1. Introduction

Introduction··backtesting, bt-series, python-ecosystem

The barriers to entry for quantitative trading research have fallen dramatically over the past decade. Many trading platform products promise built-in backtesting capabilities, often touting their robustness credentials. And for those who are not using a trading platform, Python and open-source libraries such as Backtrader, Zipline, VectorBT, and various pandas-based frameworks have made it possible for individuals with modest programming skills to construct, test, and evaluate systematic trading strategies. This accessibility has been widely celebrated as a democratising force in financial markets.

But accessibility and rigour are not synonymous. The ease with which a backtested equity curve can be produced has led to a proliferation of strategy research that ranges from mildly optimistic to grossly unrealistic. Individual backtest errors are not the central issue; the ecosystem of tools, data sources, educational materials, and community conventions systematically biases users toward overestimating strategy performance. The typical retail back-tester does not know what they are not modelling. The tools do nothing to tell them.

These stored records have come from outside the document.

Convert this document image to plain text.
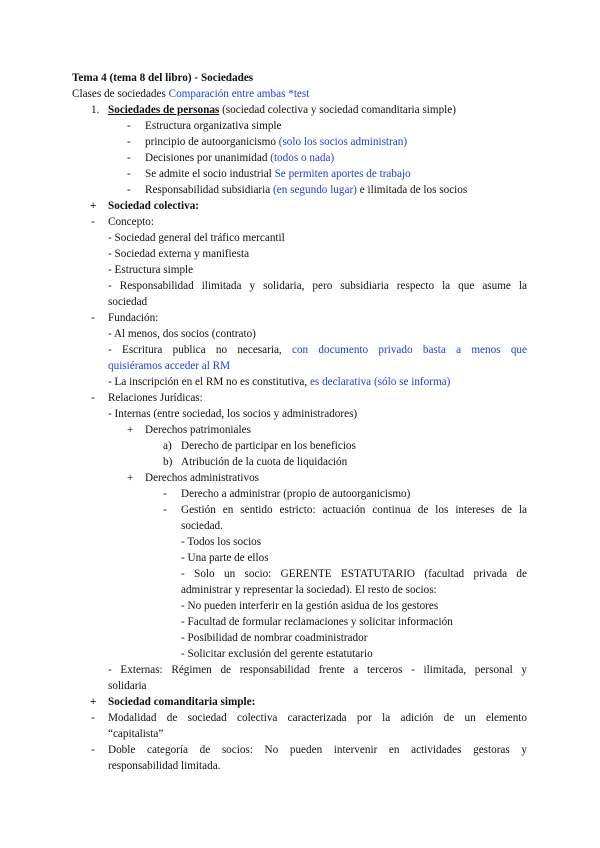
Tema 4 (tema 8 del libro) - Sociedades
Clases de sociedades Comparación entre ambas *test
1. Sociedades de personas (sociedad colectiva y sociedad comanditaria simple)
- Estructura organizativa simple
- principio de autoorganicismo (solo los socios administran)
- Decisiones por unanimidad (todos o nada)
- Se admite el socio industrial Se permiten aportes de trabajo
- Responsabilidad subsidiaria (en segundo lugar) e ilimitada de los socios
+ Sociedad colectiva:
- Concepto:
- Sociedad general del tráfico mercantil
- Sociedad externa y manifiesta
- Estructura simple
- Responsabilidad ilimitada y solidaria, pero subsidiaria respecto la que asume la
sociedad
- Fundación:
- Al menos, dos socios (contrato)
- Escritura publica no necesaria, con documento privado basta a menos que
quisiéramos acceder al RM
- La inscripción en el RM no es constitutiva, es declarativa (sólo se informa)
- Relaciones Jurídicas:
- Internas (entre sociedad, los socios y administradores)
+ Derechos patrimoniales
a) Derecho de participar en los beneficios
b) Atribución de la cuota de liquidación
+ Derechos administrativos
- Derecho a administrar (propio de autoorganicismo)
- Gestión en sentido estricto: actuación continua de los intereses de la
sociedad.
- Todos los socios
- Una parte de ellos
- Solo un socio: GERENTE ESTATUTARIO (facultad privada de
administrar y representar la sociedad). El resto de socios:
- No pueden interferir en la gestión asidua de los gestores
- Facultad de formular reclamaciones y solicitar información
- Posibilidad de nombrar coadministrador
- Solicitar exclusión del gerente estatutario
- Externas: Régimen de responsabilidad frente a terceros - ilimitada, personal y
solidaria
+ Sociedad comanditaria simple:
- Modalidad de sociedad colectiva caracterizada por la adición de un elemento
“capitalista”
- Doble categoría de socios: No pueden intervenir en actividades gestoras y
responsabilidad limitada.
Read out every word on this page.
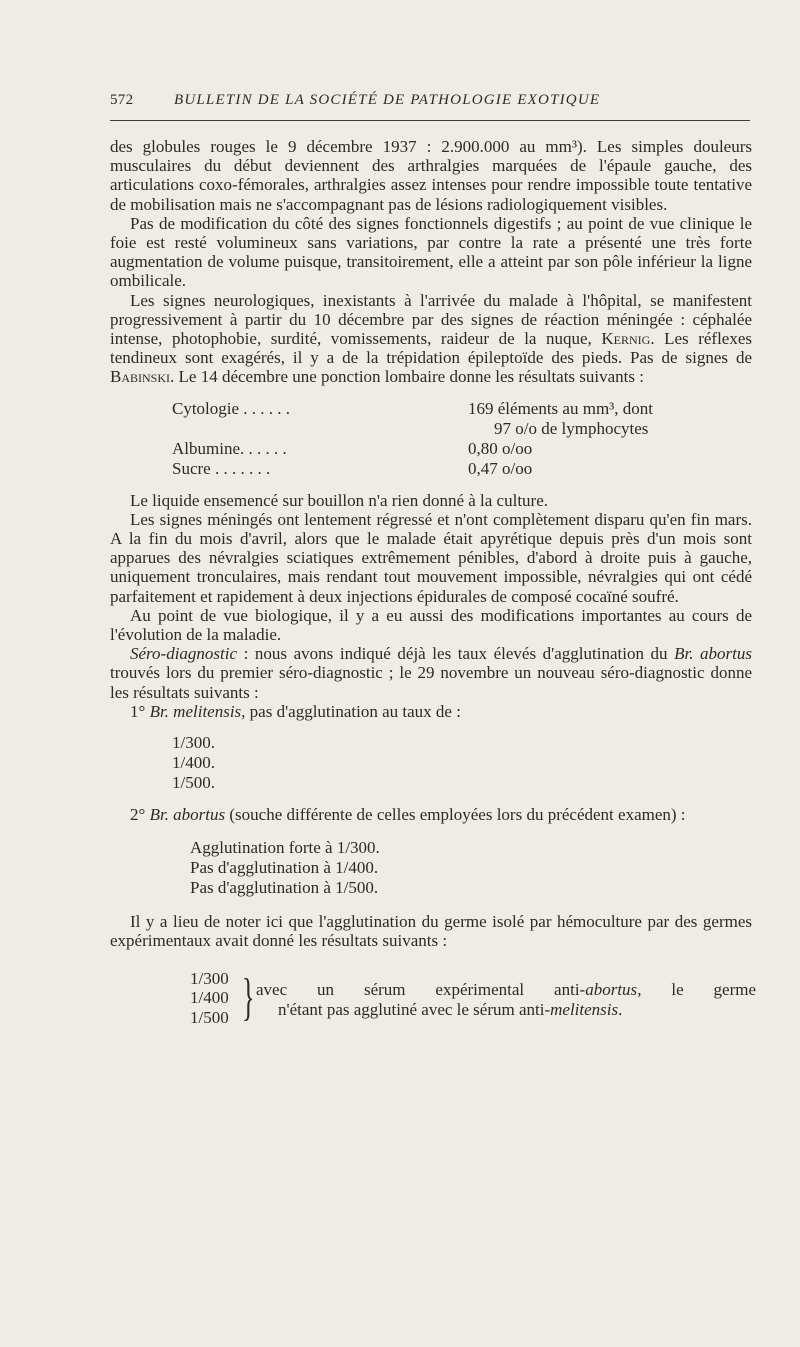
572	BULLETIN DE LA SOCIÉTÉ DE PATHOLOGIE EXOTIQUE

des globules rouges le 9 décembre 1937 : 2.900.000 au mm³). Les simples douleurs musculaires du début deviennent des arthralgies marquées de l'épaule gauche, des articulations coxo-fémorales, arthralgies assez intenses pour rendre impossible toute tentative de mobilisation mais ne s'accompagnant pas de lésions radiologiquement visibles.

Pas de modification du côté des signes fonctionnels digestifs ; au point de vue clinique le foie est resté volumineux sans variations, par contre la rate a présenté une très forte augmentation de volume puisque, transitoirement, elle a atteint par son pôle inférieur la ligne ombilicale.

Les signes neurologiques, inexistants à l'arrivée du malade à l'hôpital, se manifestent progressivement à partir du 10 décembre par des signes de réaction méningée : céphalée intense, photophobie, surdité, vomissements, raideur de la nuque, Kernig. Les réflexes tendineux sont exagérés, il y a de la trépidation épileptoïde des pieds. Pas de signes de Babinski. Le 14 décembre une ponction lombaire donne les résultats suivants :

Cytologie . . . . . .	169 éléments au mm³, dont
97 o/o de lymphocytes
Albumine. . . . . .	0,80 o/oo
Sucre . . . . . . .	0,47 o/oo

Le liquide ensemencé sur bouillon n'a rien donné à la culture.

Les signes méningés ont lentement régressé et n'ont complètement disparu qu'en fin mars. A la fin du mois d'avril, alors que le malade était apyrétique depuis près d'un mois sont apparues des névralgies sciatiques extrêmement pénibles, d'abord à droite puis à gauche, uniquement tronculaires, mais rendant tout mouvement impossible, névralgies qui ont cédé parfaitement et rapidement à deux injections épidurales de composé cocaïné soufré.

Au point de vue biologique, il y a eu aussi des modifications importantes au cours de l'évolution de la maladie.

Séro-diagnostic : nous avons indiqué déjà les taux élevés d'agglutination du Br. abortus trouvés lors du premier séro-diagnostic ; le 29 novembre un nouveau séro-diagnostic donne les résultats suivants :

1° Br. melitensis, pas d'agglutination au taux de :

1/300.
1/400.
1/500.

2° Br. abortus (souche différente de celles employées lors du précédent examen) :

Agglutination forte à 1/300.
Pas d'agglutination à 1/400.
Pas d'agglutination à 1/500.

Il y a lieu de noter ici que l'agglutination du germe isolé par hémoculture par des germes expérimentaux avait donné les résultats suivants :

1/300
1/400
1/500 } avec un sérum expérimental anti-abortus, le germe
n'étant pas agglutiné avec le sérum anti-melitensis.
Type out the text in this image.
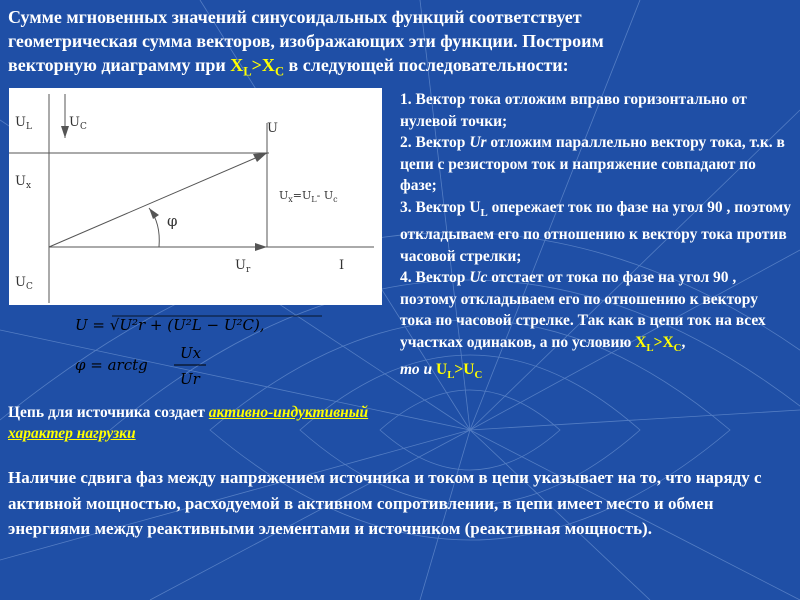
Сумме мгновенных значений синусоидальных функций соответствует
геометрическая сумма векторов, изображающих эти функции. Построим
векторную диаграмму при $X_L>X_C$ в следующей последовательности:
$U_L$	$U_C$
$U_x$
$U_C$
U
$U_r$	I
φ
$U_x=U_L-$ $U_c$
U = √U²r + (U²L − U²C),
φ = arctg
Ux
Ur

1. Вектор тока отложим вправо горизонтально от нулевой точки;

2. Вектор Ur отложим параллельно вектору тока, т.к. в цепи с резистором ток и напряжение совпадают по фазе;

3. Вектор $U_L$ опережает ток по фазе на угол 90 , поэтому откладываем его по отношению к вектору тока против часовой стрелки;

4. Вектор Uc отстает от тока по фазе на угол 90 , поэтому откладываем его по отношению к вектору тока по часовой стрелке. Так как в цепи ток на всех участках одинаков, а по условию $X_L>X_C$,
то и $U_L>U_C$

Цепь для источника создает активно-индуктивный характер нагрузки
Наличие сдвига фаз между напряжением источника и током в цепи указывает на то, что наряду с активной мощностью, расходуемой в активном сопротивлении, в цепи имеет место и обмен энергиями между реактивными элементами и источником (реактивная мощность).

This paper catalogues the principal failure modes of backtesting as commonly practised, with particular emphasis on areas where the gap between simulation and reality is largest and least understood. I give special attention to the under-examined problem of bar resolution (the information that is lost when price paths are compressed into OHLC bars, particularly at the daily level), which affects even strategies operating on longer timeframes, and to the pervasive data quality issues that contaminate results at the source level I also examine the limitations of the robustness testing methods that traders commonly rely upon to validate their results: Monte Carlo simulation, synthetic data generation, and walk-forward analysis. And I examine broader ecosystem factors, including the self-reinforcing dominance of Python, the monoculture of approaches encouraged by standard frameworks, and the tendency to treat signal generation in isolation from risk management and portfolio construction.

I should note at the outset that the criticisms presented here are not directed at Python as a programming language per se. Python is a capable general-purpose language with legitimate applications across many domains. My concern is with the ecosystem that has formed around it in the trading context: the libraries, the conventions, the educational materials, and the implicit assumptions absorbed by developers who adopt the dominant toolchain without sufficient critical examination.